Sim e não (mas advertindo que não tenho uma opinião firme sobre como meu livro deva ser lido: se ele for lido, fico feliz). Devo dizer que sou grato à abertura desse campo de filosofia popular, dando chance a um livro como o meu de vir à luz. Mas com Montaigne se passa algo um pouco diferente. Existe a tentação de vê-lo como imediatamente relevante para os dias de hoje, de descrevê-lo como se ele fosse quase um blogueiro.
Para mim, há algo muito particular na maneira como ele aborda a vida. Nós costumamos vê-lo com uma perspectiva pós-iluminista, pondo a ênfase no aspecto ceticista de sua obra e vendo-o como uma personalidade relaxada, relativista. Mas ele tinha um lado sério, que nem sempre vem à tona, porque não é sistemático, e consiste no desejo de restaurar sua confiança na sociedade, uma sociedade que havia sido devastada pelas guerras religiosas.
Como esse lado aparece?
Em lugar de reafirmar sua confiança por meio de princípios abstratos, Montaigne se erigiu em exemplo. Apesar de não descrever a obra como didática, ele parece dizer que há formas honrosas de viver que não se baseiam nem no princípio religioso nem no político, mas dependem de uma disposição natural para a empatia --algo que ele depreende da observação tanto do mundo animal como do Novo Mundo. Ao se colocar sob exame, Montaigne nota essa empatia em sua tendência a imitar, em sua disposição para brincar com seu cão ou sua gata quando os animais querem brincar com ele.
Sua intenção é nos recordar de que todos temos essa capacidade: é o chamado do outro, mais do que a dor do outro, o que nos atinge. Eu acredito que o que Montaigne persegue se mostra, no nosso mundo des/conectado, como um aprendizado útil.

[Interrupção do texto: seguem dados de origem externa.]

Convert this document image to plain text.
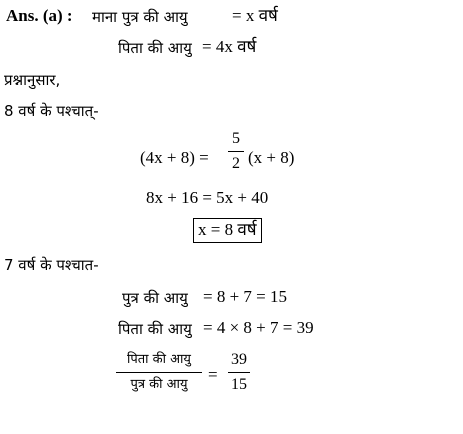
Ans. (a) : माना पुत्र की आयु	= x वर्ष
पिता की आयु = 4x वर्ष
प्रश्नानुसार,
8 वर्ष के पश्चात्-
(4x + 8) =
5
2 (x + 8)
8x + 16 = 5x + 40
x = 8 वर्ष
7 वर्ष के पश्चात-
पुत्र की आयु = 8 + 7 = 15
पिता की आयु = 4 × 8 + 7 = 39
पिता की आयु
पुत्र की आयु
=
39
15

O sr. cunha uma nova hipótese para a origem do termo "essai", "ensaio", sob o qual Montaigne enfeixou sua obra, relacionando-o à acepção do verbo "essayer" que significa "provar", em vez da mais difundida entre os estudiosos do filósofo, "tentar". De que forma o sr. acha que essa proposição sua ilumina novas leituras de Montaigne?
"Essai" é normalmente traduzido como "tentativa", o que convém à leitura ceticista da obra de Montaigne. Mas ele era um "vigneron", um viticultor, numa era em que a produção de vinho se sofisticava. Tanto nos ensaios como nos seus diários de viagem fica claro quanto ele conhecia vinhos.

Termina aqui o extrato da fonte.